L’inflation aujourd’hui est au-dessus de sa cible des 2% (2,8% en avril), mais essentiellement en raison de la hausse en amont du prix des matières premières. Cela compte mais le point crucial est de savoir comment cette déformation des prix relatifs peut agir sur les anticipations d’inflation, lesquelles conditionnent à terme le risque d’enclenchement d’effets de second tour, lorsque hausses des prix et des salaires s’alimentent mutuellement. Il s’agit donc bien d’agir sur la psychologie des agents pour ancrer leurs anticipations. En effet, la situation sur le marché du travail, avec un taux de chômage élevé un peu partout en Europe, ne plaide pas en faveur de tensions salariales sauf que le thème du pouvoir d’achat revient en force et peut influencer les négociations collectives ou conduire les pouvoirs publics à faire des concessions en direction des salariés (on voit bien aujourd’hui le débat autour de la prime de 1 000 euros en France).

La BCE, s’engageant à faire ce qu’il faut pour ramener l’inflation vers sa cible à moyen terme, le choc actuel sur les prix ne doit être perçu que comme choc temporaire. C’est d’ailleurs le cas puisque les anticipations d’inflation sur cet horizon restent solidement ancrées autour des 2%, ce qui a été souligné par monsieur Trichet.
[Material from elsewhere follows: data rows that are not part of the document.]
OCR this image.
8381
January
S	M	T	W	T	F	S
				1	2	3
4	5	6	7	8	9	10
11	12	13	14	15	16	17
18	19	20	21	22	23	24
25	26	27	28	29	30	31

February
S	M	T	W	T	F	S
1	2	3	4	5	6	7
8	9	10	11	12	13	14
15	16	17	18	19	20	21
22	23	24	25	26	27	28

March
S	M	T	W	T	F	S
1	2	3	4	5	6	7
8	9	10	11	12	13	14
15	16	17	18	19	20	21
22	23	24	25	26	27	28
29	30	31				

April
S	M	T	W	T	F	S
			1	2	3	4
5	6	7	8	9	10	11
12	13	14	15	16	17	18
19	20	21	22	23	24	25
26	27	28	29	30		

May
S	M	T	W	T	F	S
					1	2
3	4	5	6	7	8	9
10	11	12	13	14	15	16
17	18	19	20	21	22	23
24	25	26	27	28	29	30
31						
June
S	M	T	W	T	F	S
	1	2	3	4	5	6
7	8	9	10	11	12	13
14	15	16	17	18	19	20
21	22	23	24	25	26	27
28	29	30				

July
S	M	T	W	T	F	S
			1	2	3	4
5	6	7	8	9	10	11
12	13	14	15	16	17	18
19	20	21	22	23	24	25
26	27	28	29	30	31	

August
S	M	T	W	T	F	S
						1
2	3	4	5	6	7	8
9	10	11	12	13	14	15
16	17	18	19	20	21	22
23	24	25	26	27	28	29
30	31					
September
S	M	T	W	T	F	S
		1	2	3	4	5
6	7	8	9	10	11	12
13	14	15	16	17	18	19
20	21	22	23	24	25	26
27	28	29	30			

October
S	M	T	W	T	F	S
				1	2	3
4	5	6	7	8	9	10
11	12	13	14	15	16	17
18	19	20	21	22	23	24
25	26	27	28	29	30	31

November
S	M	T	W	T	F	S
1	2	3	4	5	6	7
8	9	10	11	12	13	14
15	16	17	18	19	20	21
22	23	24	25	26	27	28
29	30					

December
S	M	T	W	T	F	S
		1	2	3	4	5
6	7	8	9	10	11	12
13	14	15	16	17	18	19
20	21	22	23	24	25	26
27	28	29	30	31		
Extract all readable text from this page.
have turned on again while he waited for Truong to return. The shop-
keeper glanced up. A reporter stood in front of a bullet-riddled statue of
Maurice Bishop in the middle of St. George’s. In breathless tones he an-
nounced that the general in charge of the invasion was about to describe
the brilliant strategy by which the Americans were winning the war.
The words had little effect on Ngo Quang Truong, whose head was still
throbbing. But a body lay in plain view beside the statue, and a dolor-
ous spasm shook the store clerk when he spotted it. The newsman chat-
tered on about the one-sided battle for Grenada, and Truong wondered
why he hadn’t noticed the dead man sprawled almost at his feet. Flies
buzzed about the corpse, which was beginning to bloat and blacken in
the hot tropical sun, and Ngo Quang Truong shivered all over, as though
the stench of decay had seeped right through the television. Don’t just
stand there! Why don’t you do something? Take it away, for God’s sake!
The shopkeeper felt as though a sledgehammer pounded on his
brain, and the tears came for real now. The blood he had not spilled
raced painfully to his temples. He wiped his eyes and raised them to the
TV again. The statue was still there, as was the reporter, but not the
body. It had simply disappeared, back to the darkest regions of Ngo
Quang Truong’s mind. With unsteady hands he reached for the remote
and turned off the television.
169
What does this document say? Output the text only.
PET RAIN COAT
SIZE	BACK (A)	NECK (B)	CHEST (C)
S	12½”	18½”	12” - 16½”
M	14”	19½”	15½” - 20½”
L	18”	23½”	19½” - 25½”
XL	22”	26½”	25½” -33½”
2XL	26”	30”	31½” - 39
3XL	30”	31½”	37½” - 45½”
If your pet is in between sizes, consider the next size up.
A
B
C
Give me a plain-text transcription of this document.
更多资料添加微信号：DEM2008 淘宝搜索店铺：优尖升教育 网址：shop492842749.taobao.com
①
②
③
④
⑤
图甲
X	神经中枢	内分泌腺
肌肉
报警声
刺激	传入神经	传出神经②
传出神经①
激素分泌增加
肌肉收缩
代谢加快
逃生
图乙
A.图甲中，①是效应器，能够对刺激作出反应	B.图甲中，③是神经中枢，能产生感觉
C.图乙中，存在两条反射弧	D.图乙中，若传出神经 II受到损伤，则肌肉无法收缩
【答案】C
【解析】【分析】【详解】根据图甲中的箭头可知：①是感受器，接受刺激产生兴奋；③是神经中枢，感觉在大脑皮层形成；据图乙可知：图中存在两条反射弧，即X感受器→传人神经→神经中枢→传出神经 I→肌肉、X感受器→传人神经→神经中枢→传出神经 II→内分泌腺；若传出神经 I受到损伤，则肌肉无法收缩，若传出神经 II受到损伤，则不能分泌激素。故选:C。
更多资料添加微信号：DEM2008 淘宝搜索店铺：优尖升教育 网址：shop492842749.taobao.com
Ce constat rassurant ne doit pas faire baisser la vigilance, confiance ne voulant pas dire complaisance.

L’analyse du pilier monétaire ne recèle pas d’informations nouvelles. Les agrégats de crédit se redressent progressivement en phase avec l’amélioration de la conjoncture tout en interagissant positivement avec elle. Monsieur Trichet a d’ailleurs souligné la nécessité pour les banques de continuer à financer l’activité économique et ainsi soutenir le processus de reprise à l’œuvre.

Côté budgétaire, M. Trichet a rappelé la nécessité pour tous les gouvernements de se conformer aux plans d’austérité de manière à remettre rapidement dettes et déficits sur des trajectoires viables, ce qui en retour devrait apaiser les tensions sur certains segments de marché. Il s’est félicité de l’accord trouvé avec les pouvoirs publics portugais qui en échange d’une aide de 78 milliards d’euros vont mettre en place un programme d’ajustement fait de rigueur et de réformes structurelles pour assainir les finances de l’Etat, tout en libérant les forces de croissance. Sur le sujet particulier de la Grèce, le patron de la BCE n’a pas souhaité s’étendre sur un éventuel rééchelonnement de sa dette, en précisant seulement que le pays devait suivre le plan négocié avec la Troïka.

Pour la BCE, le plus dur était sans doute d’enclencher la première, sans réactions intempestives des marchés. Elle est aujourd’hui dans la position plus confortable de pouvoir appuyer sur le frein ou l’accélérateur, en fonction des développements économique et financier. Pour le moment, l’ensemble conforte plutôt notre scénario d’une remontée graduelle et prudente des taux avec une prochaine hausse en juillet, suivie d’un autre geste en octobre, lesquels amèneraient le taux Refi à 1,75% fin 2011.